4. La prima missione
Da tre a cinque giorni ad Asunción, con un'agenda costruita prima e non improvvisata sul posto. Incontri, non visite di cortesia. E almeno un'uscita dalla capitale, perché una parte importante dell'attività produttiva non è in città.
Il criterio di successo di una prima missione non è firmare qualcosa. È tornare con una comprensione corretta di che cosa è possibile, di che cosa non lo è e con chi vale la pena continuare.
5. La verifica formale
Solo a questo punto entra in gioco la parte tecnica, e non deve entrare prima: forma societaria, regime applicabile, adempimenti, aspetti doganali, contrattualistica, questioni di ingresso e soggiorno per il personale.
Questa fase è interamente di competenza di professionisti abilitati in Paraguay, ciascuno nel proprio ambito. Nessun consulente generalista, nessun intermediario e nessun articolo può sostituirli, e la scelta di questi professionisti è essa stessa parte del progetto.
6. La prima operazione, in piccolo
Un ordine ridotto, un progetto pilota, un accordo limitato nel tempo.
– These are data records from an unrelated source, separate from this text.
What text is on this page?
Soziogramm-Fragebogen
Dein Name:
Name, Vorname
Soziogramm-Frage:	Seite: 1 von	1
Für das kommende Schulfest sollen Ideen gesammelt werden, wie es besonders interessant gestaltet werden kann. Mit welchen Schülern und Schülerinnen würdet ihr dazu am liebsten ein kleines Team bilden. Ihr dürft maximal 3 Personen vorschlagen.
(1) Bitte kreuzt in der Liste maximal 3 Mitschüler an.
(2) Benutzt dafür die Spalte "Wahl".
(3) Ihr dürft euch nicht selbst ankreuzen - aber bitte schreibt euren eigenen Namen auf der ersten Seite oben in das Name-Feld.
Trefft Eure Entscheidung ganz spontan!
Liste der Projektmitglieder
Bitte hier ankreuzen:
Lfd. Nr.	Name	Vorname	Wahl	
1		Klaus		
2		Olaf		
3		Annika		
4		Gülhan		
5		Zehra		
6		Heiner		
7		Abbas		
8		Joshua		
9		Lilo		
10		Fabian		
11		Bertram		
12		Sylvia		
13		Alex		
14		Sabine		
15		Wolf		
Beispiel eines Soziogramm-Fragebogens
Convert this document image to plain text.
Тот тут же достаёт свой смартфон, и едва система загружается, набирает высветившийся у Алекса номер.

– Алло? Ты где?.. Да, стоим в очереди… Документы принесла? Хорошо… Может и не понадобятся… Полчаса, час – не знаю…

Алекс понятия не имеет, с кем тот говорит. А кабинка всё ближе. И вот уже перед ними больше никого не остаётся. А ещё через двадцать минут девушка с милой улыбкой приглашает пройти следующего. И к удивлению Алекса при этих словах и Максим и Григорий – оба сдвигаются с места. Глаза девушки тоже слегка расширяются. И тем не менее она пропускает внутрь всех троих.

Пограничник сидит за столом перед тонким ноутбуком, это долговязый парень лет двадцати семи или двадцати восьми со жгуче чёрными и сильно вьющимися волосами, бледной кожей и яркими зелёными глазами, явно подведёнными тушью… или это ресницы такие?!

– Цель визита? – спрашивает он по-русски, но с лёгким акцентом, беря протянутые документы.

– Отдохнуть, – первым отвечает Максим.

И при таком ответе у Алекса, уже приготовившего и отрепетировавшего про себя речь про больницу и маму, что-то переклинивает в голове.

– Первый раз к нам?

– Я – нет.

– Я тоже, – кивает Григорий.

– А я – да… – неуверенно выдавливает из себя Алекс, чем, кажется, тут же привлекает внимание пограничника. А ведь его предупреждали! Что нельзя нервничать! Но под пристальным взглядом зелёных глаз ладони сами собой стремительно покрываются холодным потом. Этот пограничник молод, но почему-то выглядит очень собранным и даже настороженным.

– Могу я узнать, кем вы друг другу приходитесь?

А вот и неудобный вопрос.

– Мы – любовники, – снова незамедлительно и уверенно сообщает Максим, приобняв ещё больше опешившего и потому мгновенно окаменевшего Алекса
Serve a verificare sul campo quello che nessuna analisi mostra: tempi reali, qualità della comunicazione, gestione degli imprevisti, comportamento nei pagamenti.
Chi passa direttamente dalla lettera di intenti all'investimento strutturale sta comprando informazioni al prezzo più alto possibile.
Il ruolo che rimane
In questo percorso io intervengo su tre fasi: la definizione dell'obiettivo, la costruzione della lista di interlocutori reali e l'organizzazione delle missioni sul territorio. Sulla fase cinque non intervengo — la affido, e vi accompagno, a professionisti abilitati.
È una distinzione che conviene chiedere a chiunque proponga assistenza per il Paraguay: quali fasi copre e, soprattutto, quali dichiara di non coprire.